Calibration (1991–1995) and validation (1996–1997) results of runoff corresponding to scenario S9 in a Ganguyi and b Yan’an hydrological stations

Fig.5
figure 5

Calibration (1991–1995) and validation (1996–1997) results of sediment corresponding to scenario S9 in a Ganguyi and b Yan’an hydrological stations

Conclusions

This study focuses on the NSGA-II algorithm to compare and analyze the impact of nine designed scenarios such as single- and two-site calibration, separate and synchronous calibration of runoff and sediment on the simulation performance of SWAT model in an arid and semi-arid watershed. Results indicate that (i) both NSGA-II and SUFI-2 algorithms can meet the accuracy requirements of parameter calibration in watershed modeling, but NSGA-II based on multiple objective functions can better constrain the parameter calibration process and obtain a hydrological model more in line with the physical conditions of the watershed. (ii) The two-site calibration based on NSGA-II can effectively reduce the impact of spatial heterogeneity on model parameters and obtain an optimal parameter set with wide applicability. The synchronous calibration of runoff and sediment parameters based on NSGA-II can not only improve the calibrating performance but also enhance the calibrating efficiency of SWAT model. (iii) The multi-objective two-site synchronization calibration of runoff and sediment based on NSGA-II combines the advantages of two-site and two-element synchronization calibration, which can identify a Pareto-region of the parameter space and obtain optimal parameters in different locations and can also characterize the trade-offs that can be made between different “optimal” ways of constraining the model to be consistent with the data in the presence of model and data error.

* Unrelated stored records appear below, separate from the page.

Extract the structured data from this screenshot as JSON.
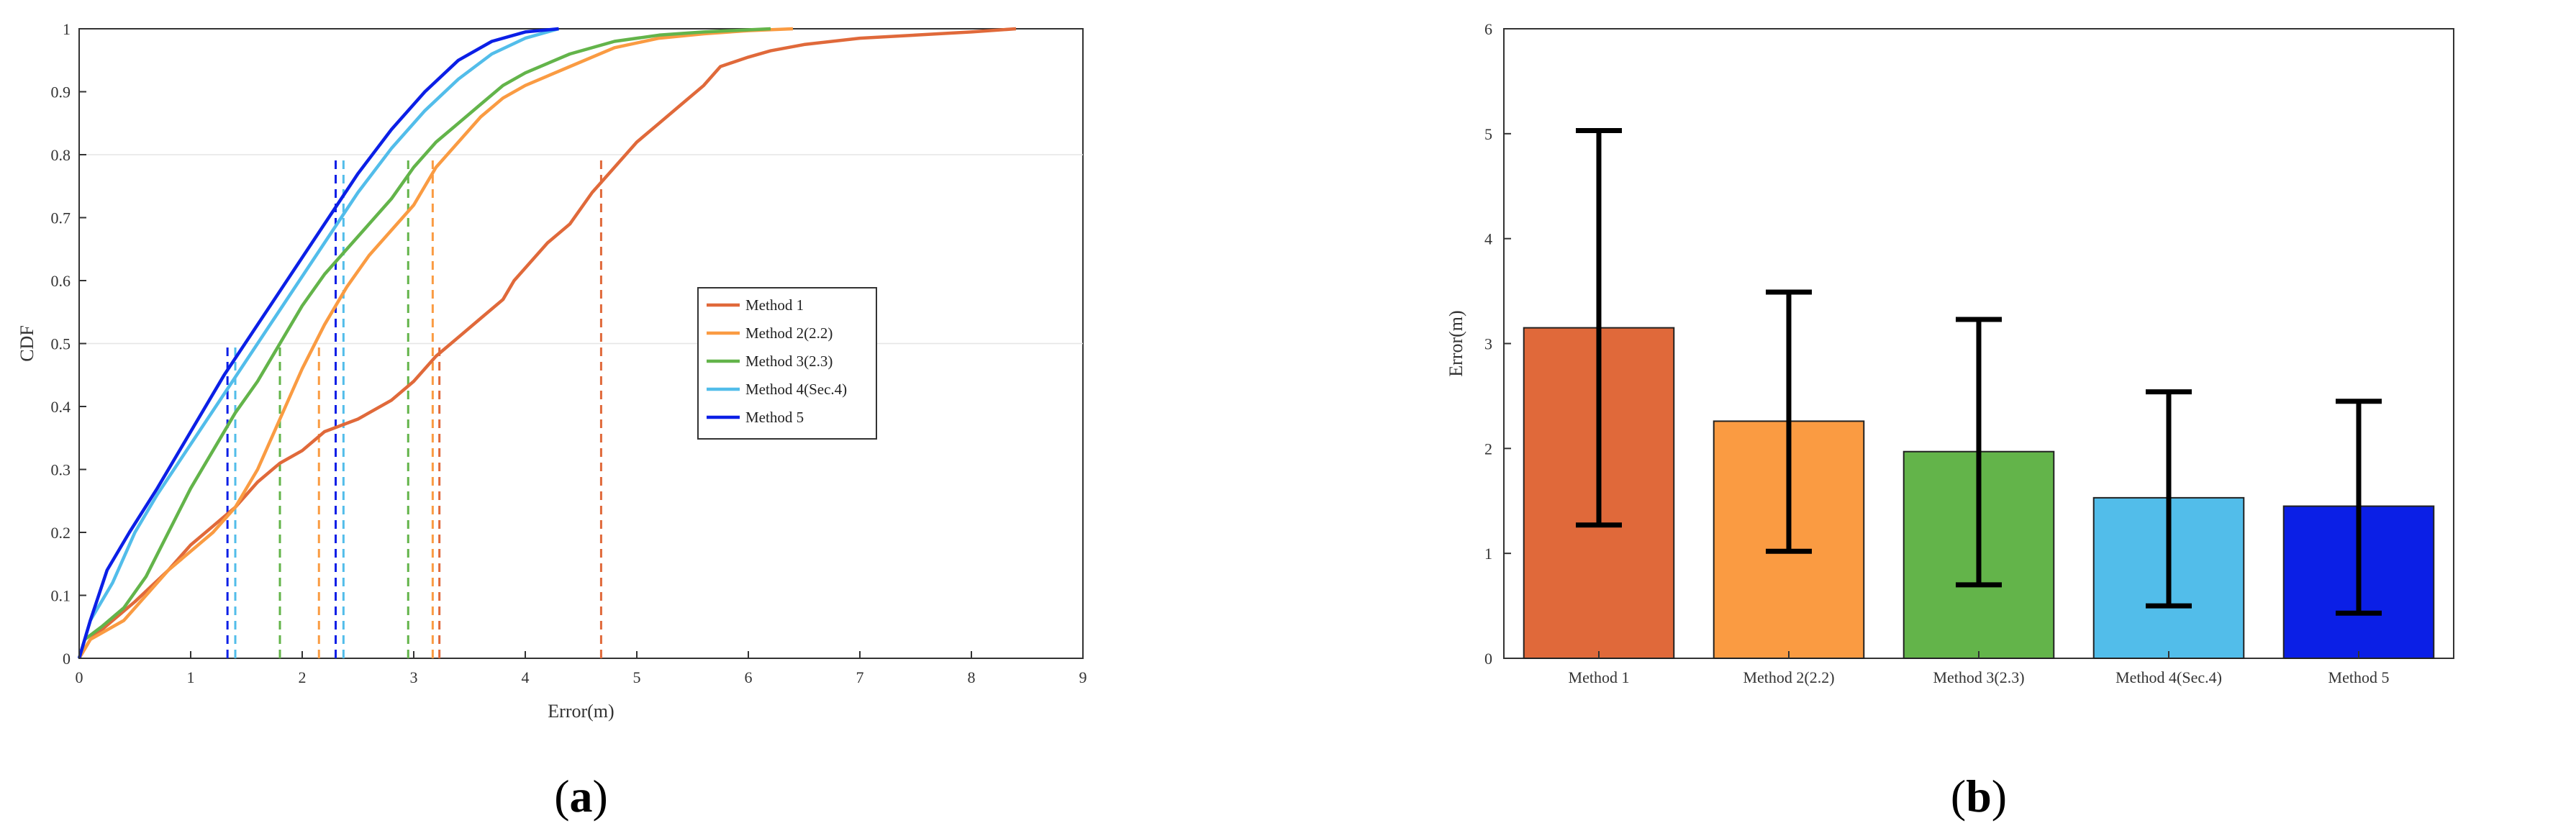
{
  "colors": {
    "method1": "#e0693a",
    "method2": "#fa9b42",
    "method3": "#63b44a",
    "method4": "#52bdea",
    "method5": "#0b1fe6",
    "error_bar": "#000000",
    "axis": "#333333",
    "grid": "#e6e6e6"
  },
  "chart_data": [
    {
      "type": "line",
      "panel_label": "(a)",
      "panel_letter": "a",
      "xlabel": "Error(m)",
      "ylabel": "CDF",
      "xlim": [
        0,
        9
      ],
      "ylim": [
        0,
        1
      ],
      "x_ticks": [
        "0",
        "1",
        "2",
        "3",
        "4",
        "5",
        "6",
        "7",
        "8",
        "9"
      ],
      "y_ticks": [
        "0",
        "0.1",
        "0.2",
        "0.3",
        "0.4",
        "0.5",
        "0.6",
        "0.7",
        "0.8",
        "0.9",
        "1"
      ],
      "grid": false,
      "legend_position": "center-right",
      "series": [
        {
          "name": "Method 1",
          "color_key": "method1",
          "points": [
            [
              0,
              0
            ],
            [
              0.1,
              0.03
            ],
            [
              0.3,
              0.06
            ],
            [
              0.5,
              0.09
            ],
            [
              0.8,
              0.14
            ],
            [
              1.0,
              0.18
            ],
            [
              1.2,
              0.21
            ],
            [
              1.4,
              0.24
            ],
            [
              1.6,
              0.28
            ],
            [
              1.8,
              0.31
            ],
            [
              2.0,
              0.33
            ],
            [
              2.2,
              0.36
            ],
            [
              2.5,
              0.38
            ],
            [
              2.8,
              0.41
            ],
            [
              3.0,
              0.44
            ],
            [
              3.2,
              0.48
            ],
            [
              3.4,
              0.51
            ],
            [
              3.6,
              0.54
            ],
            [
              3.8,
              0.57
            ],
            [
              3.9,
              0.6
            ],
            [
              4.0,
              0.62
            ],
            [
              4.2,
              0.66
            ],
            [
              4.4,
              0.69
            ],
            [
              4.6,
              0.74
            ],
            [
              4.75,
              0.77
            ],
            [
              5.0,
              0.82
            ],
            [
              5.2,
              0.85
            ],
            [
              5.4,
              0.88
            ],
            [
              5.6,
              0.91
            ],
            [
              5.75,
              0.94
            ],
            [
              6.0,
              0.955
            ],
            [
              6.2,
              0.965
            ],
            [
              6.5,
              0.975
            ],
            [
              7.0,
              0.985
            ],
            [
              7.5,
              0.99
            ],
            [
              8.0,
              0.995
            ],
            [
              8.4,
              1.0
            ]
          ],
          "reference_x": 4.68
        },
        {
          "name": "Method 2(2.2)",
          "color_key": "method2",
          "points": [
            [
              0,
              0
            ],
            [
              0.1,
              0.03
            ],
            [
              0.4,
              0.06
            ],
            [
              0.6,
              0.1
            ],
            [
              0.8,
              0.14
            ],
            [
              1.0,
              0.17
            ],
            [
              1.2,
              0.2
            ],
            [
              1.4,
              0.24
            ],
            [
              1.6,
              0.3
            ],
            [
              1.8,
              0.38
            ],
            [
              2.0,
              0.46
            ],
            [
              2.2,
              0.53
            ],
            [
              2.4,
              0.59
            ],
            [
              2.6,
              0.64
            ],
            [
              2.8,
              0.68
            ],
            [
              3.0,
              0.72
            ],
            [
              3.2,
              0.78
            ],
            [
              3.4,
              0.82
            ],
            [
              3.6,
              0.86
            ],
            [
              3.8,
              0.89
            ],
            [
              4.0,
              0.91
            ],
            [
              4.4,
              0.94
            ],
            [
              4.8,
              0.97
            ],
            [
              5.2,
              0.985
            ],
            [
              5.6,
              0.992
            ],
            [
              6.0,
              0.997
            ],
            [
              6.4,
              1.0
            ]
          ],
          "reference_x": 3.17
        },
        {
          "name": "Method 3(2.3)",
          "color_key": "method3",
          "points": [
            [
              0,
              0
            ],
            [
              0.05,
              0.03
            ],
            [
              0.2,
              0.05
            ],
            [
              0.4,
              0.08
            ],
            [
              0.6,
              0.13
            ],
            [
              0.8,
              0.2
            ],
            [
              1.0,
              0.27
            ],
            [
              1.2,
              0.33
            ],
            [
              1.4,
              0.39
            ],
            [
              1.6,
              0.44
            ],
            [
              1.8,
              0.5
            ],
            [
              2.0,
              0.56
            ],
            [
              2.2,
              0.61
            ],
            [
              2.4,
              0.65
            ],
            [
              2.6,
              0.69
            ],
            [
              2.8,
              0.73
            ],
            [
              3.0,
              0.78
            ],
            [
              3.2,
              0.82
            ],
            [
              3.4,
              0.85
            ],
            [
              3.6,
              0.88
            ],
            [
              3.8,
              0.91
            ],
            [
              4.0,
              0.93
            ],
            [
              4.4,
              0.96
            ],
            [
              4.8,
              0.98
            ],
            [
              5.2,
              0.99
            ],
            [
              5.6,
              0.995
            ],
            [
              6.2,
              1.0
            ]
          ],
          "reference_x": 2.95
        },
        {
          "name": "Method 4(Sec.4)",
          "color_key": "method4",
          "points": [
            [
              0,
              0
            ],
            [
              0.1,
              0.06
            ],
            [
              0.3,
              0.12
            ],
            [
              0.5,
              0.2
            ],
            [
              0.7,
              0.26
            ],
            [
              1.0,
              0.34
            ],
            [
              1.3,
              0.42
            ],
            [
              1.6,
              0.5
            ],
            [
              1.9,
              0.58
            ],
            [
              2.2,
              0.66
            ],
            [
              2.5,
              0.74
            ],
            [
              2.8,
              0.81
            ],
            [
              3.1,
              0.87
            ],
            [
              3.4,
              0.92
            ],
            [
              3.7,
              0.96
            ],
            [
              4.0,
              0.985
            ],
            [
              4.3,
              1.0
            ]
          ],
          "reference_x": 2.37
        },
        {
          "name": "Method 5",
          "color_key": "method5",
          "points": [
            [
              0,
              0
            ],
            [
              0.1,
              0.06
            ],
            [
              0.25,
              0.14
            ],
            [
              0.45,
              0.2
            ],
            [
              0.7,
              0.27
            ],
            [
              1.0,
              0.36
            ],
            [
              1.3,
              0.45
            ],
            [
              1.6,
              0.53
            ],
            [
              1.9,
              0.61
            ],
            [
              2.2,
              0.69
            ],
            [
              2.5,
              0.77
            ],
            [
              2.8,
              0.84
            ],
            [
              3.1,
              0.9
            ],
            [
              3.4,
              0.95
            ],
            [
              3.7,
              0.98
            ],
            [
              4.0,
              0.995
            ],
            [
              4.3,
              1.0
            ]
          ],
          "reference_x": 2.3
        }
      ],
      "median_markers": [
        {
          "color_key": "method5",
          "x": 1.33
        },
        {
          "color_key": "method4",
          "x": 1.4
        },
        {
          "color_key": "method3",
          "x": 1.8
        },
        {
          "color_key": "method2",
          "x": 2.15
        },
        {
          "color_key": "method1",
          "x": 3.23
        }
      ],
      "percentile_markers_level": [
        0.5,
        0.8
      ]
    },
    {
      "type": "bar",
      "panel_label": "(b)",
      "panel_letter": "b",
      "xlabel": "",
      "ylabel": "Error(m)",
      "ylim": [
        0,
        6
      ],
      "y_ticks": [
        "0",
        "1",
        "2",
        "3",
        "4",
        "5",
        "6"
      ],
      "categories": [
        "Method 1",
        "Method 2(2.2)",
        "Method 3(2.3)",
        "Method 4(Sec.4)",
        "Method 5"
      ],
      "values": [
        3.15,
        2.26,
        1.97,
        1.53,
        1.45
      ],
      "error_low": [
        1.27,
        1.02,
        0.7,
        0.5,
        0.43
      ],
      "error_high": [
        5.03,
        3.49,
        3.23,
        2.54,
        2.45
      ],
      "color_keys": [
        "method1",
        "method2",
        "method3",
        "method4",
        "method5"
      ]
    }
  ]
}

The finding aims to provide insights on the practical implication of multi-objective optimization for model calibration and leading to the elusive goal of finding a unique optimal parameter set more efficiently. It is recommended that multi-optimization criteria that measure different aspects of system behavior can be used to investigate model uncertainty and performance, prior to broad use of a watershed water quality model.